Qui si innesta tutta la contemporaneità del suo pensiero nel tentativo antiriduzionista di pensare ciò che esorbita la ragione: pensare l’impensabile, proponendo una logica, benché non sia mai riuscito a portarla a termine, che potesse tenere insieme elementi contrastanti e contrapposti. Possiamo affermare l’aspetto teologico dell’intera sua riflessione come inesausta ricerca di quella completezza, di quell’Assoluto mai perfettamente determinabile entro le strettoie concettuali e possiamo altresì ritenere la ricerca teologica profondamente radicata in seno alla filosofia di cui, a sua volta, ne rappresenta la condizione di possibilità. Questa immensa teologia del pensiero è all’insegna della crisi nell’affermazione potentissima di una immagine che sovra tutte si erge: non il Dio buono, né il Dio vendicatore, ma il Dio fallimentare che trova concretezza trascendente nella figura di Gesù, il Cristo, autentica cifra della Trascendenza e per ciò stesso di già Trascendenza.
Pensare la contraddizione e vivere il contraddittorio sono questi gli architrave del filosofare jaspersiano; filosofare ed esistere nell’assegnazione ontologica di quella con-giunzione coordinante “e” che invita all’approfondimento nella consapevolezza del fallimento naufragante (Scheitern) teo-antropologico: non-può-essere-così eppure non-può-essere-che-così.

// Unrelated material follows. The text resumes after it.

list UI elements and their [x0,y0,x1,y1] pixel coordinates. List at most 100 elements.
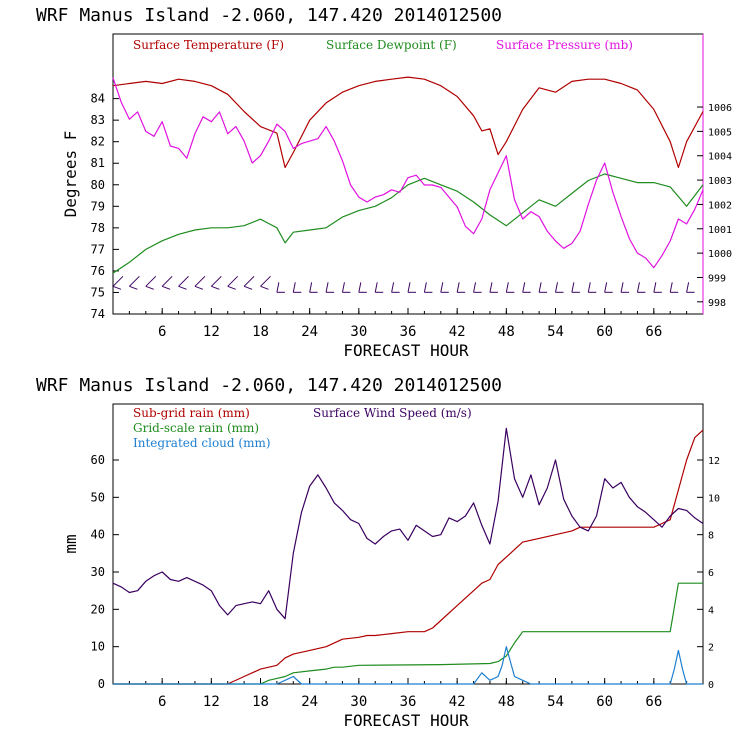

Di seguito un estratto tratto da Vernunft und Widervernunft in unserer Zeit (1950) che ben sintetizza questa Vernunftphilosophie (Filosofia della Ragione) in perenne equilibrio crisico tra filosofia ed esistenza:
[a]anche quando si fanno le peggiori prognosi di sfacelo e si prospettano tutte le possibilità negative dell’attuale situazione storica […] la ragione mantiene vivo un dubbio, pur nei casi estremi. Reali esperienze di esisti inaspettatamente favorevoli in situazioni apparentemente senza speranza lasciano tracce profonde. Anche se ciò non prova che tali esperienza potranno ripetersi, sono come fili conduttori che guidano l’atteggiamento di fondo della ragione: a mantenere la tensione; a non far conto su un futuro certo; nel caso più fausto a essere consapevole del male sempre incombente; nel caso apparentemente più disperato a non dimenticare lo spiraglio del possibile, a custodire la speranza; in ogni caso, dopo aver preso ogni possibile precauzione di cui è capace l’intelletto, dopo aver fatta in piena coscienza la scelta della direzione da seguire nell’ambito del possibile, a vivere producendo attivamente – come i contadini del Vesuvio, che portano a maturazione i loro meravigliosi frutti sotto la minaccia incombente del vulcano (Ragione e antiragione nel nostro tempo, p. 77).
L’immagine nel corpo del testo è un rielaborazione di Cornelius Escher, Striscia di Möbius II, 1963, xilografia, cm. 45 × 20.